We were treated to another day of fine weather. You can see from this photo how bright the sun is, and how little the wind is disturbing the Norwegian flag that was flown with pride on the Jewel.
And finally, the port was in sight.
Right beside the dock stands the Akershus Fortress. Once the ship was in dock, it was too close to get a good view of the fortress, but luckily I took this shot minutes before the ship docked.
Once docked, the first attraction we visited was the Akershus Fortress – a leisurely twenty paces from the ship’s gangway. Here are some of the family at the top of fortress, inspecting the ship.
The fortress also afforded nice views of the sailing boats tied up in the dock.
I saw an unusual sculpture a bit further into the town. When viewed straight on, it appears to be a standard sculpture of a face. It’s not until you see it from the side that you realise it’s carved into the stone, in a concave shape.
Perhaps not very typically Norwegian – we saw a huge bronze tiger which bit Oliver!
We went to see Oslo Cathedral but unfortunately it was closed for refurbishment. If you compare my photo with the one on the Wikipedia page, you can see how clean and shiny the spire is now – so they must be doing a good job.

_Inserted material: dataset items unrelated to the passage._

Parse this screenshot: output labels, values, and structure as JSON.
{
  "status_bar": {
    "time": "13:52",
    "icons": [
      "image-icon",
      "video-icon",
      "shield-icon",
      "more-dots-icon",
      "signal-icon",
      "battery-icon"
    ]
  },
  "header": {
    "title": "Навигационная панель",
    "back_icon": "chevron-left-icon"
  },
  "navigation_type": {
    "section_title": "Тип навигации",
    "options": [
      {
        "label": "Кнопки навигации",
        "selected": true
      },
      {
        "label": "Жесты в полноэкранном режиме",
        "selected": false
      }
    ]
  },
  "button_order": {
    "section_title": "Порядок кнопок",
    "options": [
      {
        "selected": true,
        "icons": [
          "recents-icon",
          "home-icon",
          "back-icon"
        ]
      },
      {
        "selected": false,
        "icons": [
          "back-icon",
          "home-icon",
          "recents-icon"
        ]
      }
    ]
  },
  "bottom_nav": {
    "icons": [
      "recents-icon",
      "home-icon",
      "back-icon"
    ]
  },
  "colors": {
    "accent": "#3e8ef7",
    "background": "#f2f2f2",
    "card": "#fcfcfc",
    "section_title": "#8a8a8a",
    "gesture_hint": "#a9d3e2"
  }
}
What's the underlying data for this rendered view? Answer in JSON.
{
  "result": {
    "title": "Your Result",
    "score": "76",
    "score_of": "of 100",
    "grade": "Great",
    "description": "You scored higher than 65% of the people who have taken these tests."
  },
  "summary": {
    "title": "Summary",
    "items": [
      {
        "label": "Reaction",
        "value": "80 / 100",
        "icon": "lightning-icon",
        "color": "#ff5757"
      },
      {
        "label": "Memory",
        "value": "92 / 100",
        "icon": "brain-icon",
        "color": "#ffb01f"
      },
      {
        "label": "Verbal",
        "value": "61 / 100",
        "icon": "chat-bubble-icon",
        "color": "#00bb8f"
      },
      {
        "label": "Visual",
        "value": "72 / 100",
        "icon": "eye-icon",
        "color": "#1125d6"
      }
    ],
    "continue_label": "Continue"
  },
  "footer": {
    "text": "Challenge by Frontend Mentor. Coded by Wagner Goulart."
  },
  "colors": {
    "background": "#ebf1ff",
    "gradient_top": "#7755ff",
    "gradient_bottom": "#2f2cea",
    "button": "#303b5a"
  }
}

The pedestrian crossing lights in Oslo have two red men and one green man. I couldn’t work out the purpose of the second red man, as you never see one without the other – only both at the same time.
The Oslo City Hall is a bit of an ugly building, and it also has too many architectural styles crammed into one build. It has brown brick, grey stone, classical carvings, modern carvings and a rather unusual carillon on the top.
This is a photo of one of the more modern carvings on the side of the building.
As the afternoon wore on we returned to the ship, but not before I’d taken some photos of the sailing boats in the dock.
We were due to sail out of Oslo at 8pm (before it was dark). However, one of the lifeboats failed a routine safety check so the ship was unable to set sail until it had been repaired. It grew darker, and I went up on deck with my tripod and took some night shots of the cityscape.